Engager une procédure pour une facture de 750 € htva ? Pas la peine ! Hummm ! Pas si sûr !

Une facture de 750 € htva. Premier rappel. Deuxième rappel. Tentative par téléphone. Mise en demeure. Rien ! En dépit de tous vos efforts, votre débiteur ne réagit pas et surtout, il ne paie pas. Vous avez tout essayé, mais en vain. 

Au final, soit vous laissez tomber, soit vous allez au tribunal. Mais vous vous dites que payer un avocat pour récupérer 750 €, ça ne vaut pas le coût (en sens propre). Hummm ! Pas si sûr ! 

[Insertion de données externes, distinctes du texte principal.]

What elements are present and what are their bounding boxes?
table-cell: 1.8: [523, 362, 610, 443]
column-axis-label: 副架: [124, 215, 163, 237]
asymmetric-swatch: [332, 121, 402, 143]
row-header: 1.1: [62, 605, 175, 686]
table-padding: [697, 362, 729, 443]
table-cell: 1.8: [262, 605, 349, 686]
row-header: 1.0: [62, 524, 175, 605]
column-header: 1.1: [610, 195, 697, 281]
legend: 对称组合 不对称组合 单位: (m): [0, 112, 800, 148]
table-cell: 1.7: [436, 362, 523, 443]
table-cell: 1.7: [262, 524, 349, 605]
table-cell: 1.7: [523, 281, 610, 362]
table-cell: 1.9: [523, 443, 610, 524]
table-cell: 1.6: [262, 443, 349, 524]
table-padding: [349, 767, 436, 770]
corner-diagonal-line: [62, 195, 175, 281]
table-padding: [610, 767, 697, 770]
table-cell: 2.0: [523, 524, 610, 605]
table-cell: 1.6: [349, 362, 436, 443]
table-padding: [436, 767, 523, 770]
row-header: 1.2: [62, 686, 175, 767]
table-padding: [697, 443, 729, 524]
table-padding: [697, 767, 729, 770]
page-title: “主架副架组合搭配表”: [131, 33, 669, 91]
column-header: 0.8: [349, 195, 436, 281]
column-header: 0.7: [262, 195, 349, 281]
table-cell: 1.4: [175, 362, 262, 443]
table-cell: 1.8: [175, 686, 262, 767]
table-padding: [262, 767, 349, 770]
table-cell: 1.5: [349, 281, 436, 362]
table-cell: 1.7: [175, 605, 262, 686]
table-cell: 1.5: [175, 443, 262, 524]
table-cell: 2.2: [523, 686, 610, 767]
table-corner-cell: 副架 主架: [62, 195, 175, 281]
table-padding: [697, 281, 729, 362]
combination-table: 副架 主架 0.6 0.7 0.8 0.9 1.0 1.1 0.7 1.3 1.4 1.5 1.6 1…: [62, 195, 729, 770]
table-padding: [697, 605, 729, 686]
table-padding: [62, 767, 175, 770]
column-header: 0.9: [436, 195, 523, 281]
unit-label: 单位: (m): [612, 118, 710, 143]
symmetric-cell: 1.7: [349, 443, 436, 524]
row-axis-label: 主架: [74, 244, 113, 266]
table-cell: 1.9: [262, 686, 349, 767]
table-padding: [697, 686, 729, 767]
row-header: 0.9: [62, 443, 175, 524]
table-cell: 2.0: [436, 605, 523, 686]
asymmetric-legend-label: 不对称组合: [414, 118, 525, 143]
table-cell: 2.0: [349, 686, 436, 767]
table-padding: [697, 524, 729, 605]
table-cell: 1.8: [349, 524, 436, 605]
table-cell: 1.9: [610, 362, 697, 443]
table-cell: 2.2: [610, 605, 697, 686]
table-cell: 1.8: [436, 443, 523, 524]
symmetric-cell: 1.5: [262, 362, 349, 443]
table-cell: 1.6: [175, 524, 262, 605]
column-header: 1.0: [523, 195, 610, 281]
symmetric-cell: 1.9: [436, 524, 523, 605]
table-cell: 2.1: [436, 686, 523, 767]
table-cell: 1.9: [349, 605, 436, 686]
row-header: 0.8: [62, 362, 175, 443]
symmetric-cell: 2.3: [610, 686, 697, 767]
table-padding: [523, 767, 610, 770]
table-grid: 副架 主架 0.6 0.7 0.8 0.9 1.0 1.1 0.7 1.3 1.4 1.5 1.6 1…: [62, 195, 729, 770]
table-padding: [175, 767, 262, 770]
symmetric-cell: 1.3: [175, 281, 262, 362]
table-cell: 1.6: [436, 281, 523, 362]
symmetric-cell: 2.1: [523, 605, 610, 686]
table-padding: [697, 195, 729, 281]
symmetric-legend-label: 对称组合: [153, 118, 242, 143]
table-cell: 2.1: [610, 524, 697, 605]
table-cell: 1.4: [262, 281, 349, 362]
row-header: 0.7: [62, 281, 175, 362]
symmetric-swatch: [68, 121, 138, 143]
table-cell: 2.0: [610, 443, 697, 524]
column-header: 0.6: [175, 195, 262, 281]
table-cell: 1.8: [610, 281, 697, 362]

En effet, la procédure extrajudiciaire de recouvrement de créances commerciales non contestées (articles 1394/20 et suivants du Code judiciaire) pourrait vous sauver la mise. Cette procédure simplifiée est rapide et efficace. Ici, nul besoin de comparaître devant un tribunal ; tout se passe en direct avec l’huissier de justice.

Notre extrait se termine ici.